Gubernur Jawa Barat (Jabar) Dedi Mulyadi, yang akrab disapa KDM, mengungkapkan usulan baru terkait pengelolaan pajak pertambangan di wilayahnya. Skema ini mengalokasikan 70% dari pendapatan pajak pertambangan kembali ke desa tempat aktivitas industri tersebut beroperasi, sebagai upaya untuk mewujudkan keadilan bagi masyarakat lokal yang selama ini menanggung dampak langsung dari operasi tambang. Usulan ini disampaikan KDM usai melakukan kunjungan ke Situs Batutulis di Kota Bogor pada Kamis, 14 Mei 2026.
Dasar Pemikiran Usulan Keadilan Pertambangan
KDM menegaskan bahwa pembangunan di sektor pertambangan harus berlandaskan asas keadilan, terutama bagi wilayah yang menjadi sumber daya alam.
"Rencana di saya pajak tambang itu harus 70% itu kembali ke desa di mana tambang itu dilakukan. Jadi saya ingin membangun yang berkeadilan," ujarnya dalam keterangan resmi yang dilansir oleh Antara.
Menurut gubernur, selama ini kebijakan pertambangan di Jabar terlalu fokus pada pengembangan infrastruktur pendukung industri, seperti jalan khusus angkutan tambang, tanpa memperhatikan kesejahteraan masyarakat lokal. "Kita tidak bisa hanya memprioritaskan kebutuhan industri, tetapi juga harus memikirkan masa depan masyarakat dan pemulihan lingkungan di wilayah sekitar operasi tambang," tambahnya.
Dampak Negatif yang Dihadapi Masyarakat Lokal
KDM menilai bahwa desa-desa yang menjadi lokasi aktivitas pertambangan selama ini tidak mendapatkan manfaat ekonomi yang sebanding dengan risiko yang dihadapi.
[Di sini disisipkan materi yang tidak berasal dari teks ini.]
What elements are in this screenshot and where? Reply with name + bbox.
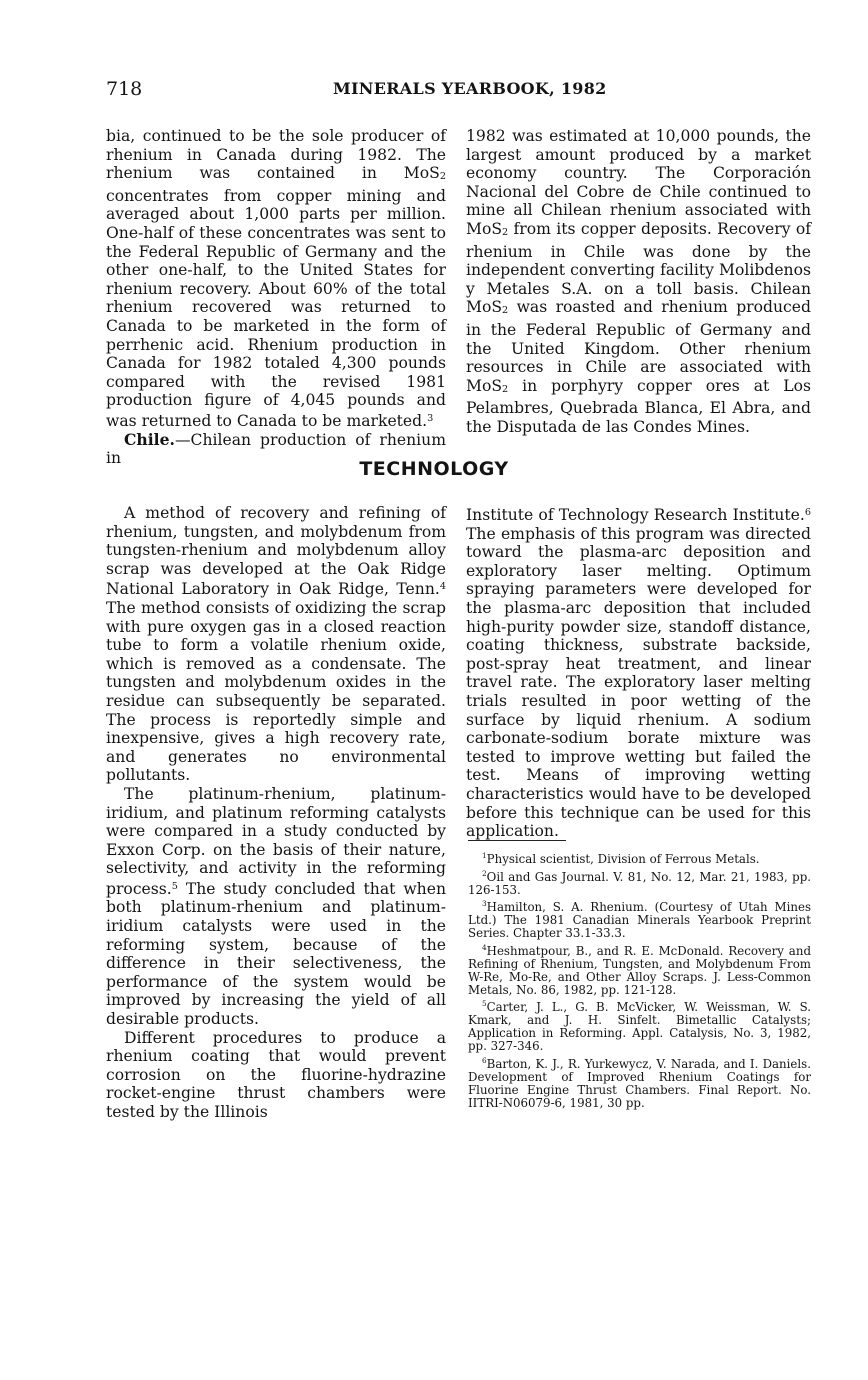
- paragraph-coating-continued: Institute of Technology Research Institute.$^6$ The emphasis of this program was directed toward the plasma-arc deposition and exploratory laser melting. Optimum spraying parameters were developed for the plasma-arc deposition that included high-purity powder size, standoff distance, coating thickness, substrate backside, post-spray heat treatment, and linear travel rate. The exploratory laser melting trials resulted in poor wetting of the surface by liquid rhenium. A sodium carbonate-sodium borate mixture was tested to improve wetting but failed the test. Means of improving wetting characteristics would have to be developed before this technique can be used for this application.: [466, 506, 811, 841]
- footnote: $^1$Physical scientist, Division of Ferrous Metals.: [482, 851, 760, 866]
- paragraph-canada-rhenium: bia, continued to be the sole producer of rhenium in Canada during 1982. The rhenium was contained in MoS$_2$ concentrates from copper mining and averaged about 1,000 parts per million. One-half of these concentrates was sent to the Federal Republic of Germany and the other one-half, to the United States for rhenium recovery. About 60% of the total rhenium recovered was returned to Canada to be marketed in the form of perrhenic acid. Rhenium production in Canada for 1982 totaled 4,300 pounds compared with the revised 1981 production figure of 4,045 pounds and was returned to Canada to be marketed.$^3$: [106, 127, 446, 430]
- footnote: $^2$Oil and Gas Journal. V. 81, No. 12, Mar. 21, 1983, pp. 126-153.: [468, 868, 811, 897]
- column-top-right: [466, 127, 811, 437]
- footnote-divider: [468, 840, 566, 841]
- paragraph-recovery-method: A method of recovery and refining of rhenium, tungsten, and molybdenum from tungsten-rhenium and molybdenum alloy scrap was developed at the Oak Ridge National Laboratory in Oak Ridge, Tenn.$^4$ The method consists of oxidizing the scrap with pure oxygen gas in a closed reaction tube to form a volatile rhenium oxide, which is removed as a condensate. The tungsten and molybdenum oxides in the residue can subsequently be separated. The process is reportedly simple and inexpensive, gives a high recovery rate, and generates no environmental pollutants.: [106, 504, 446, 785]
- footnote: $^4$Heshmatpour, B., and R. E. McDonald. Recovery and Refining of Rhenium, Tungsten, and Molybdenum From W-Re, Mo-Re, and Other Alloy Scraps. J. Less-Common Metals, No. 86, 1982, pp. 121-128.: [468, 942, 811, 997]
- running-head: MINERALS YEARBOOK, 1982: [333, 79, 607, 98]
- footnote-ref-6[interactable]: 6: [804, 507, 811, 518]
- paragraph-chile-continued: 1982 was estimated at 10,000 pounds, the largest amount produced by a market economy country. The Corporación Nacional del Cobre de Chile continued to mine all Chilean rhenium associated with MoS$_2$ from its copper deposits. Recovery of rhenium in Chile was done by the independent converting facility Molibdenos y Metales S.A. on a toll basis. Chilean MoS$_2$ was roasted and rhenium produced in the Federal Republic of Germany and the United Kingdom. Other rhenium resources in Chile are associated with MoS$_2$ in porphyry copper ores at Los Pelambres, Quebrada Blanca, El Abra, and the Disputada de las Condes Mines.: [466, 127, 811, 436]
- footnote-ref-4[interactable]: 4: [439, 581, 446, 593]
- footnote-ref-5[interactable]: 5: [171, 880, 178, 892]
- footnote: $^3$Hamilton, S. A. Rhenium. (Courtesy of Utah Mines Ltd.) The 1981 Canadian Minerals Yearbook Preprint Series. Chapter 33.1-33.3.: [468, 899, 811, 940]
- footnote: $^5$Carter, J. L., G. B. McVicker, W. Weissman, W. S. Kmark, and J. H. Sinfelt. Bimetallic Catalysts; Application in Reforming. Appl. Catalysis, No. 3, 1982, pp. 327-346.: [468, 999, 811, 1053]
- column-top-left: [106, 127, 446, 468]
- footnote: $^6$Barton, K. J., R. Yurkewycz, V. Narada, and I. Daniels. Development of Improved Rhenium Coatings for Fluorine Engine Thrust Chambers. Final Report. No. IITRI-N06079-6, 1981, 30 pp.: [468, 1055, 811, 1110]
- footnote-ref-3[interactable]: 3: [427, 412, 434, 424]
- column-bottom-right: [466, 504, 811, 841]
- run-in-heading-chile: Chile.: [124, 429, 175, 449]
- paragraph-catalysts: The platinum-rhenium, platinum-iridium, and platinum reforming catalysts were compared in a study conducted by Exxon Corp. on the basis of their nature, selectivity, and activity in the reforming process.$^5$ The study concluded that when both platinum-rhenium and platinum-iridium catalysts were used in the reforming system, because of the difference in their selectiveness, the performance of the system would be improved by increasing the yield of all desirable products.: [106, 784, 446, 1029]
- page-number: 718: [106, 78, 143, 100]
- paragraph-coating: Different procedures to produce a rhenium coating that would prevent corrosion on the fluorine-hydrazine rocket-engine thrust chambers were tested by the Illinois: [106, 1028, 446, 1121]
- footnotes: [468, 849, 811, 1110]
- section-heading-technology: TECHNOLOGY: [359, 458, 509, 480]
- paragraph-chile-start: Chile.—Chilean production of rhenium in: [106, 429, 446, 468]
- column-bottom-left: [106, 504, 446, 1122]
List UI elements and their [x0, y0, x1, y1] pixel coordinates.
Beberapa dampak negatif yang dialami masyarakat meliputi:
- Kerusakan ekosistem lokal akibat aktivitas tambang
- Gangguan mobilitas sehari-hari akibat lalu lintas kendaraan berat
- Penurunan kualitas udara dan air akibat polusi industri
Melalui skema redistribusi pajak yang lebih besar ke tingkat desa, KDM berharap tata kelola pertambangan di Jabar bisa lebih berpihak pada masyarakat lokal. Dana yang diterima desa bisa digunakan untuk berbagai keperluan, seperti pembangunan fasilitas umum, program peningkatan kesejahteraan masyarakat, dan pemulihan lingkungan yang rusak akibat aktivitas tambang.
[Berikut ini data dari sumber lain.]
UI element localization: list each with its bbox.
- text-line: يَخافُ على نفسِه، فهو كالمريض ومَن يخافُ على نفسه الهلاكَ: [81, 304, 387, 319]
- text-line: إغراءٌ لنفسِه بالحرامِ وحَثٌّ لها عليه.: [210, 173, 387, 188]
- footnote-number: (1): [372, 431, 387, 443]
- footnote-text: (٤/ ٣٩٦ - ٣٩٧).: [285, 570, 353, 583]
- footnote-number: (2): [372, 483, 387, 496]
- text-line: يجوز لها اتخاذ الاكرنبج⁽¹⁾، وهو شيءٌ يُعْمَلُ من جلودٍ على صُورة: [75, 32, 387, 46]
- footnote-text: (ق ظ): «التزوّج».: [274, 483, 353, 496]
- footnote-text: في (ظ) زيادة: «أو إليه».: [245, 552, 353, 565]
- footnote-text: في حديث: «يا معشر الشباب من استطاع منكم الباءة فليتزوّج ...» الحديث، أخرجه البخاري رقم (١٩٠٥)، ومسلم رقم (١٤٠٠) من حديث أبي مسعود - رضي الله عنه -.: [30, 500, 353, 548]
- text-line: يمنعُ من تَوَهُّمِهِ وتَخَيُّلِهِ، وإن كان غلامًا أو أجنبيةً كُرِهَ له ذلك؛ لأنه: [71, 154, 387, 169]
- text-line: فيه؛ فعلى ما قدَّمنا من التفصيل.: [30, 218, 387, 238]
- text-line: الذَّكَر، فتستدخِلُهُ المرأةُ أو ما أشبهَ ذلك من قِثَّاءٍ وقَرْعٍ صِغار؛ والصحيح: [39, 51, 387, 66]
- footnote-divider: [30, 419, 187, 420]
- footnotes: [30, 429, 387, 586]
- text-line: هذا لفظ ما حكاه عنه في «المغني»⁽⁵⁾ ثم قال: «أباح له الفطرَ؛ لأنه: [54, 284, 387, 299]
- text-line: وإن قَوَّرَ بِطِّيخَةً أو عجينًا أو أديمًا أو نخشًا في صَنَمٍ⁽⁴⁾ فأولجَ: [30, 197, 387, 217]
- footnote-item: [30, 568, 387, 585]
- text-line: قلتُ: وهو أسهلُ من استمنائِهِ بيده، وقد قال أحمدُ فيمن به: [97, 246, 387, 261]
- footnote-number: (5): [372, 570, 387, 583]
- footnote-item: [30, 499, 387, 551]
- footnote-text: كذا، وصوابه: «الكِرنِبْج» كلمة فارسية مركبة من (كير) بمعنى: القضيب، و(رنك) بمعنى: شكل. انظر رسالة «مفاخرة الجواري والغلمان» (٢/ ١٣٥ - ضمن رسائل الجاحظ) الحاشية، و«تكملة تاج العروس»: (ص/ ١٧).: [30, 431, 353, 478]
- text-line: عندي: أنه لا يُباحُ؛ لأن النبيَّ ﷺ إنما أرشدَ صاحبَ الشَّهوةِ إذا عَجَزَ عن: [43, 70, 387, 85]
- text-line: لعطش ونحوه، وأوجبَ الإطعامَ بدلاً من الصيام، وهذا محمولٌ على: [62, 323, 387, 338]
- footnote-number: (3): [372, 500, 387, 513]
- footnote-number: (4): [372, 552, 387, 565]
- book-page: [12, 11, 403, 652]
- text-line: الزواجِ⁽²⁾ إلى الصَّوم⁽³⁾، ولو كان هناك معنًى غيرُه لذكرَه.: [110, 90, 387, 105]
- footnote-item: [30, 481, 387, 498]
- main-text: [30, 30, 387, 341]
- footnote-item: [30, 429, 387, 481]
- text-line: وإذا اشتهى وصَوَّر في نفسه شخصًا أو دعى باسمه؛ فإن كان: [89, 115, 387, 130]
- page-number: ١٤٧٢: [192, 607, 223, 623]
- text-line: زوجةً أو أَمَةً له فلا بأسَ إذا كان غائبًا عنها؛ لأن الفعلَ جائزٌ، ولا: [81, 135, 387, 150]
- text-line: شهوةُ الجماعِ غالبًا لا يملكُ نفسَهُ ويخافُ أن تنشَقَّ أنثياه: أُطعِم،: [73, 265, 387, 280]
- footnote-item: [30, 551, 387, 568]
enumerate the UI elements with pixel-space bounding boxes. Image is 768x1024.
Kajian Mendalam dan Evaluasi Proyek
Saat ini, Pemerintah Provinsi Jabar sedang melakukan kajian mendalam mengenai keberlangsungan aktivitas tambang, khususnya di wilayah Kota Bogor. Evaluasi ini mencakup beberapa aspek penting:
- Luas area operasional tambang yang masih layak digunakan
- Dampak lingkungan yang telah ditimbulkan selama aktivitas berlangsung
- Rencana masa depan masyarakat setempat setelah tambang berhenti beroperasi
"Kita lihat dulu apakah tambangnya masih akan ada keberlangsungan atau tidak. Setelah tambang itu apa yang akan dilakukan untuk kehidupan masyarakatnya? Ini yang lagi kita rumuskan sehingga menjadi tepat," jelas KDM. Selain itu, Pemprov Jabar juga terus mengevaluasi rencana pembangunan jalan khusus tambang di Bogor. Proyek ini akan diselaraskan dengan hasil kajian lingkungan terbaru agar tidak menimbulkan masalah baru di masa mendatang.
Harapan dan Implikasi Usulan
Usulan ini dianggap sebagai langkah progresif yang menggeser fokus pengelolaan pertambangan di Jabar dari orientasi industri ke kesejahteraan masyarakat lokal. Jika diimplementasikan, skema redistribusi pajak ini bisa menjadi model untuk wilayah lain di Indonesia yang memiliki aktivitas pertambangan serupa. Namun, KDM juga menekankan bahwa usulan ini masih dalam tahap pembahasan dan akan disesuaikan dengan hasil kajian yang sedang dilakukan.